La mirada de Markovic era insólitamente aviesa.

– Usted también cometió vilezas, señor fotógrafo. Cuidado. Su cámara fue cómplice pasivo muchas veces… O activo. Recuerde su maldita mariposa. Recuerde por qué estoy aquí.

– La diferencia es que mis vilezas las cometí solo. Mis cámaras y yo. Punto.

– Decir eso es presuntuoso.

– ¿De veras?

– Tuvo suerte.

– No -Faulques alzó un dedo-. Fue deliberado. Lo elegí así desde el principio.

– Quizá se equivoca. Puede que usted haya sido siempre como es, y la palabra elegir no tenga nada que ver. Eso lo explicaría todo, incluida su supervivencia.

Dicho eso, Markovic se indicó la cabeza, aclarando a qué supervivencia se refería. Luego señaló la pintura. También explica su trabajo en este lugar, prosiguió. Confirma lo que siempre sospeché en sus fotos. Nada de lo que pinta es remordimiento ni expiación. Más bien una… En fin. No sé cómo expresarlo. Una fórmula. ¿No?… Un teorema.

– ¿Una especie de conclusión científica?

Se iluminó el rostro del croata. Eso es, repuso. Acabo de comprender que no le dolió nunca. Ni tampoco ahora. Ver cuanto vio no lo hizo mejor ni más solidario. Lo que pasó fue que sus fotos ya no bastaban. Les ocurrió lo que a ciertas palabras: de tanto usarlas pierden el sentido. Quizá por eso ahora pinta. Pero pintura, fotos o palabras, con usted da lo mismo. Creo que siente la misma compasión que el investigador que observa, a través de un microscopio, la batalla en la infección de una herida. Microbios contra amebas.

– Leucocitos -le corrigió Faulques-. Los que se enfrentan a los microbios son leucocitos. Glóbulos blancos.

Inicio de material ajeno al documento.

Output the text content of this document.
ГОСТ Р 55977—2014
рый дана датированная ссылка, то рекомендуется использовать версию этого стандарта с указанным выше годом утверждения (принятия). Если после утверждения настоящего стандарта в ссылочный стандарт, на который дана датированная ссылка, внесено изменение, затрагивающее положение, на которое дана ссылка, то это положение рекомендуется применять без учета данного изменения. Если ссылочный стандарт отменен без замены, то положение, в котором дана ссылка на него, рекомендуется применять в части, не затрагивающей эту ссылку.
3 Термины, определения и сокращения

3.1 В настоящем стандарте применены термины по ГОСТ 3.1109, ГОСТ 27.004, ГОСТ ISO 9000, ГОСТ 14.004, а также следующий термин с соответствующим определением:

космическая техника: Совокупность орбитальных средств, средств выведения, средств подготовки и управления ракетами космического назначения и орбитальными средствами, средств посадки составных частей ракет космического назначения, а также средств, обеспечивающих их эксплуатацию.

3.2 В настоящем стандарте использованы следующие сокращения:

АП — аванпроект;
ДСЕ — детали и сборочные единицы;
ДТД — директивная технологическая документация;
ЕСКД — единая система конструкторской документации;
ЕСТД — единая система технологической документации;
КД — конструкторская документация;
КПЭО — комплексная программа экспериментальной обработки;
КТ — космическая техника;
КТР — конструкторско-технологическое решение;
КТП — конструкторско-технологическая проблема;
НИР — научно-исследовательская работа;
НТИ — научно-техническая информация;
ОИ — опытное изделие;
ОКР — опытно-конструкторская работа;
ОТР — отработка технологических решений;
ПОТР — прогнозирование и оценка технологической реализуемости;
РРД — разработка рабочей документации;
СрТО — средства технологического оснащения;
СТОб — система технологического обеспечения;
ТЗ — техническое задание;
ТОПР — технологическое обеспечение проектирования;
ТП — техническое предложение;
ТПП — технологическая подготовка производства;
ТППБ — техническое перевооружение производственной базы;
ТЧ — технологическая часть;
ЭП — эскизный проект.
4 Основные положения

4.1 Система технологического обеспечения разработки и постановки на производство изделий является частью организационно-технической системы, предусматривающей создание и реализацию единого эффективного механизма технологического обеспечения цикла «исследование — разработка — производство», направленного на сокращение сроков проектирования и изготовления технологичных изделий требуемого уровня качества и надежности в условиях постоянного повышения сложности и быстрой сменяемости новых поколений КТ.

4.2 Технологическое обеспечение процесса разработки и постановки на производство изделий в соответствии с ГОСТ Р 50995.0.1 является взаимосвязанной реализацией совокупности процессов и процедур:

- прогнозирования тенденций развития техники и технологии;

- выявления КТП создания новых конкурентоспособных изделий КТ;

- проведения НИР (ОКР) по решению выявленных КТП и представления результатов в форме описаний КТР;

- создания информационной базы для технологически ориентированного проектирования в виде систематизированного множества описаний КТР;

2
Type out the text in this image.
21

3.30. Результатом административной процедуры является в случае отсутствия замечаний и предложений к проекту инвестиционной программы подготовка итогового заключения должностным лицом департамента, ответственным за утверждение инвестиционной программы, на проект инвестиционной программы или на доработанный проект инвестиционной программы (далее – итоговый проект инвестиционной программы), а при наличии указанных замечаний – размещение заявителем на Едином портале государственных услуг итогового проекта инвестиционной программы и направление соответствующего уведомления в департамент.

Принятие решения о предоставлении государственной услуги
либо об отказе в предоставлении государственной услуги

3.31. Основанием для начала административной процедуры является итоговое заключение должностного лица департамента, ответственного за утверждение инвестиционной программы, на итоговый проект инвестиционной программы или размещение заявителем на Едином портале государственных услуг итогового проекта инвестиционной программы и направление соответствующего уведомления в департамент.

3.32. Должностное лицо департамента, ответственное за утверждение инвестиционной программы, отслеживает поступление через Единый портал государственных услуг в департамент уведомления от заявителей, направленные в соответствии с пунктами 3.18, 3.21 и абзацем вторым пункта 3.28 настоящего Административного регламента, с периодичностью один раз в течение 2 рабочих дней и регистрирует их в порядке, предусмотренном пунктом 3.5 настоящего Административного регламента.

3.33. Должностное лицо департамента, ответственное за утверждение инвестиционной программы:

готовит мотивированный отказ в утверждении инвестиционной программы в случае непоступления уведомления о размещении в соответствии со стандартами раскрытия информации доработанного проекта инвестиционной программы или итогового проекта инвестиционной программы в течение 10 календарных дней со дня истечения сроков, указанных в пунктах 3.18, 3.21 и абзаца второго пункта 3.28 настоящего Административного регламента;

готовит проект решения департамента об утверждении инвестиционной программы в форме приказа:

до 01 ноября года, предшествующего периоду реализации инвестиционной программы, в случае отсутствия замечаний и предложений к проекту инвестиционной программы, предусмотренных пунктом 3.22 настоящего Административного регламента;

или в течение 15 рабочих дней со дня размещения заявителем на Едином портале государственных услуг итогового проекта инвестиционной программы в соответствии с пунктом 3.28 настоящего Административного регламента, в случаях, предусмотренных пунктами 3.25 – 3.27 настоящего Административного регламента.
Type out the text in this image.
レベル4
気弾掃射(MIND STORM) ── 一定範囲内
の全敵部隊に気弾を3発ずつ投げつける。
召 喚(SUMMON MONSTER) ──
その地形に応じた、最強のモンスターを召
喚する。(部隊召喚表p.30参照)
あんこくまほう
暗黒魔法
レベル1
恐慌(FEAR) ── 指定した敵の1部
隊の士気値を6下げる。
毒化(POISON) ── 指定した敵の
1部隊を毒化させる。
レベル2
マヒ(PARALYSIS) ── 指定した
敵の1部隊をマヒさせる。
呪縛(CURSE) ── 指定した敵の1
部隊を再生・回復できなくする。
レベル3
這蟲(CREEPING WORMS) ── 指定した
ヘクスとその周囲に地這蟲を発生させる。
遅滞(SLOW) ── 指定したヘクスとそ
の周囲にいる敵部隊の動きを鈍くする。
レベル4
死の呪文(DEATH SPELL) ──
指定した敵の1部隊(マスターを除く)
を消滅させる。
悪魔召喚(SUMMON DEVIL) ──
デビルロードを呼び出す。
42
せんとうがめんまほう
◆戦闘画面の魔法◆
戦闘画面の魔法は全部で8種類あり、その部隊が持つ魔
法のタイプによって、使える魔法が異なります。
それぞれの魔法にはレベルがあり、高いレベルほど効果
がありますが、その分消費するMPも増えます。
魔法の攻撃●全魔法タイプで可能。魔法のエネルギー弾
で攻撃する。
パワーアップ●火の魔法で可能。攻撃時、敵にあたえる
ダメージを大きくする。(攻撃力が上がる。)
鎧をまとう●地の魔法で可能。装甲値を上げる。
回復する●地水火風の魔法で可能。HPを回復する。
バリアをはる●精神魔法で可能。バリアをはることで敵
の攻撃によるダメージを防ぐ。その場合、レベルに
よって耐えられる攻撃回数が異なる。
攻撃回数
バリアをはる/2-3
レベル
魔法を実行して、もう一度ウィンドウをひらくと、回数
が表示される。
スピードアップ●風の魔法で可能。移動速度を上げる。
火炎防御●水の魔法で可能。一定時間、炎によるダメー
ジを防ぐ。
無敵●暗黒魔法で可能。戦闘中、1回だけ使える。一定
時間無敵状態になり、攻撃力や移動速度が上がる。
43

– De acuerdo. Leucocitos contra microbios. Usted mira y toma nota.

Faulques regresó junto a él, secándose las manos con el trapo. Los dos estuvieron un rato callados, mirando la pintura.

– Puede que tenga razón -dijo el pintor.

– Eso lo haría a usted peor de lo que soy yo.

A través de la ventana, un haz de luz recorría en el mural la fila de fugitivos. Había puntitos dorados, motas de polvo suspendidas en el aire que daban a este una consistencia casi sólida. Parecía el foco de vigilancia de un campo de concentración.

– Una vez fotografié un combate en un manicomio -dijo Faulques.